Jail sentence for Indonesian reporter who covered corruption

Reporters Without Borders (RSF) calls for the immediate release of Muhammad Asrul, a journalist in central Indonesia’s South Sulawesi province who has been sentenced to three months in prison in a defamation case which, under Indonesian law, should have been treated as a civil matter. The prosecution must drop the case and let him be acquitted on appeal, RSF says.
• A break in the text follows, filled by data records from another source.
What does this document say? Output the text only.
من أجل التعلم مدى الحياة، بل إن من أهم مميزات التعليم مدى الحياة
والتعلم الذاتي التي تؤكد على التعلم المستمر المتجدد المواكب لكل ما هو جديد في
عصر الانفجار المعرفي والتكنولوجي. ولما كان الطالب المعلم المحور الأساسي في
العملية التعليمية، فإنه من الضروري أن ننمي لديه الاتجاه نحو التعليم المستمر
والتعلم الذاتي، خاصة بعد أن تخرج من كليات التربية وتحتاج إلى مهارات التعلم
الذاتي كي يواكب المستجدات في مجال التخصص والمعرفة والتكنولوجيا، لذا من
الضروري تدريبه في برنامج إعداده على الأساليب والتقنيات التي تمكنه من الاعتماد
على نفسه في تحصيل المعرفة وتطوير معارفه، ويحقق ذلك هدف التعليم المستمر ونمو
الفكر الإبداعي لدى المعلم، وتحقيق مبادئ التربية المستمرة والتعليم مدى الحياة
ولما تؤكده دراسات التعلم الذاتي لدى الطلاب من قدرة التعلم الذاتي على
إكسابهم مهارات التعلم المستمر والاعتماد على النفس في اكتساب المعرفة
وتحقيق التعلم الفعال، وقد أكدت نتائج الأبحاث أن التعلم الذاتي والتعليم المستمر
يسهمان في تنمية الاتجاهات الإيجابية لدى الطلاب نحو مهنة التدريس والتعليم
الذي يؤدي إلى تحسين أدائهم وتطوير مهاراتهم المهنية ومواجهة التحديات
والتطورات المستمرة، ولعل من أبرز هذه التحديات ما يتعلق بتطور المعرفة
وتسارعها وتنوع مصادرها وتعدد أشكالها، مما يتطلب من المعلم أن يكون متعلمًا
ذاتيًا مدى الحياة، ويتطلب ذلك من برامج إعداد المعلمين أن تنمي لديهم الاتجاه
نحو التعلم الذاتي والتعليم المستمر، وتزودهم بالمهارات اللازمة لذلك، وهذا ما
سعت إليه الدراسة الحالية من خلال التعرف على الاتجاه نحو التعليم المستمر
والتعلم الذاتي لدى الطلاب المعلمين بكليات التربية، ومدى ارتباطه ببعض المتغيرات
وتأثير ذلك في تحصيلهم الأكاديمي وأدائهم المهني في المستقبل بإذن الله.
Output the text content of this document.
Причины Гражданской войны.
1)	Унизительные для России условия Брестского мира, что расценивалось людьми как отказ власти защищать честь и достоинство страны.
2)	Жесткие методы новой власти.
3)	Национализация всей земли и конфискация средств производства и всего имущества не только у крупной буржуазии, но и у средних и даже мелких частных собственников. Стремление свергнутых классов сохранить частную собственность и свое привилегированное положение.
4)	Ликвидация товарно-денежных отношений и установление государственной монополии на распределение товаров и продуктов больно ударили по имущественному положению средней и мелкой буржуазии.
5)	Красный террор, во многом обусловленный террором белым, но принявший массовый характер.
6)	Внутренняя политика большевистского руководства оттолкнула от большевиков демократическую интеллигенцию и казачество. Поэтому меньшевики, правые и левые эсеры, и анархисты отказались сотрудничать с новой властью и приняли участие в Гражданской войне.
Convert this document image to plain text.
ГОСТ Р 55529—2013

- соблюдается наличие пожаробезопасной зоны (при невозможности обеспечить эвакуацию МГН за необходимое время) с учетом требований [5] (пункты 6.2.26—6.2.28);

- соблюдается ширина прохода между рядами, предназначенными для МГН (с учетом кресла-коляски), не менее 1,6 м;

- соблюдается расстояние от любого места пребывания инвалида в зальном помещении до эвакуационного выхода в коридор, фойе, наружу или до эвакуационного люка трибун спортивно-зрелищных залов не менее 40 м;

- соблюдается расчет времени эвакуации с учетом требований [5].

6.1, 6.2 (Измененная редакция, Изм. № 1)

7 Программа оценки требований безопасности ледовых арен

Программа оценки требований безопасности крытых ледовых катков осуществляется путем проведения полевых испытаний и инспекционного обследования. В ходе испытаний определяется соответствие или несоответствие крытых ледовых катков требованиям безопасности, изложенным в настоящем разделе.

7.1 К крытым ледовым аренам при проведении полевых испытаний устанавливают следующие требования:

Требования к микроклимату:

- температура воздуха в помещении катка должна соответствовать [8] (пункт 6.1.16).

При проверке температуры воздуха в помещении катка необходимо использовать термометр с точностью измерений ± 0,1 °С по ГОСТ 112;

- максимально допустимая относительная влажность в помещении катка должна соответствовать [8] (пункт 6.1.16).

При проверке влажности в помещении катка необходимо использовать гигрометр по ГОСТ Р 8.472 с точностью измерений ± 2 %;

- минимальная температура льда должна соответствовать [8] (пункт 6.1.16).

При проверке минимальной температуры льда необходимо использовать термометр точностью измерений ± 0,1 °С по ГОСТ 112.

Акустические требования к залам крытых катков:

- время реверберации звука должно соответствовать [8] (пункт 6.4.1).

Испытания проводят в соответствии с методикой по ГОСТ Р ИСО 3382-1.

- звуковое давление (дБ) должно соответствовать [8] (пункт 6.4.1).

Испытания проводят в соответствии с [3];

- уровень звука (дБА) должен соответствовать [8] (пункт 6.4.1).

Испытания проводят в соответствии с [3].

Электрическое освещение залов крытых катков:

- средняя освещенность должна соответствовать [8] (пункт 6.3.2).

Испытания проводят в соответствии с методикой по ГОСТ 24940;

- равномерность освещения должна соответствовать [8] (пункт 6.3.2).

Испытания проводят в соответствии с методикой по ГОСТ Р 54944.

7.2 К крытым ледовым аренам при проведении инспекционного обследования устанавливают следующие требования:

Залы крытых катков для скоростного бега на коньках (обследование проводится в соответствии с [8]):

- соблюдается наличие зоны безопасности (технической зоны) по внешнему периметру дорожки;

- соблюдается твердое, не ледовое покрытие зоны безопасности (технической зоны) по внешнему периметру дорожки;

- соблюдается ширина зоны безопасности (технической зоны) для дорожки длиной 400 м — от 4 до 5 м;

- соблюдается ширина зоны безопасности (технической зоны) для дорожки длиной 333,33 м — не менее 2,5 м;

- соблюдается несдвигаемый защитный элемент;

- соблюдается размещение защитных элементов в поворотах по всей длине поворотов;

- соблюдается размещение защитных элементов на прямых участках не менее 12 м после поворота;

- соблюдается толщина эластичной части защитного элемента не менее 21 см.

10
A reporter for the Berita News website who investigated alleged local corruption, Muhammad Asrul was convicted on 23 November by a court in the city of Palopo of criminal defamation under section 27.3 of the “Informasi dan Transaksi Elektronik” Law (Electronic Information and Transactions Law) – usually referred to as the “ITE Law.”

 

He was convicted in connection with a three-part story in May 2019 about alleged embezzlement by local officials in three building projects – repairs to a hydro-electric dam, the revitalisation of the Palopo Pancasila industrial zone and construction of a bypass west of the city.

 

Acquittal on appeal

 

The complaint was brought by the Palopo mayor’s son, Farid Kisam Judas, who was named in the articles. He filed criminal charges on 17 December 2019 accusing Asrul of defamation and inciting hatred. The police arrested Asrul six weeks later, on 29 January 2020, without allowing him access to a lawyer, and he was held for 36 days, until Indonesia’s Press Council, known as the “Dewan Pers,” intervened and obtained his conditional release. But the local prosecutor’s office pursued its criminal investigation.

 

“Muhammad Asrul’s three-month prison sentence violates the basic principles of press freedom as proclaimed in the Republic of Indonesia’s fundamental laws,” said Daniel Bastard, the head of RSF’s Asia-Pacific desk. “We call on the Palopo prosecutor’s office to immediately drop their unjustified case against this journalist so that he can be released and acquitted on appeal. He should never have been brought before a criminal court because this kind of complaint should be handled as a civil matter, as the ‘Dewan Pers’ has maintained.”

 

Civil jurisdiction denied

 

The Press Council, which issued a statement condemning the Palopo court’s decision, can itself act as mediator in a defamation complaint against a journalist by someone named in a media report. The Press Council’s competence in this case was nonetheless denied by the prosecutor’s office, which claimed that Berita News was not registered as a media outlet when Asrul’s articles were published and that this therefore justified treating the matter as a criminal case.

 

The ITE Law is often used by local officials in Indonesia to harass journalists whose reporting annoys them. Diananta Putra Sumedi, a local website editor in South Kalimantan province, was sentenced to three and a half years in prison under the ITE Law in 2020 for his coverage of the allegedly illegal seizure of land from an indigenous group by a huge palm oil company with accomplices within the local government. The Press Council’s role in this case was also overridden by the local prosecutor’s office, as RSF reported at the time.

 

Indonesia is ranked 113th out of 180 countries in RSF's 2021 World Press Freedom Index.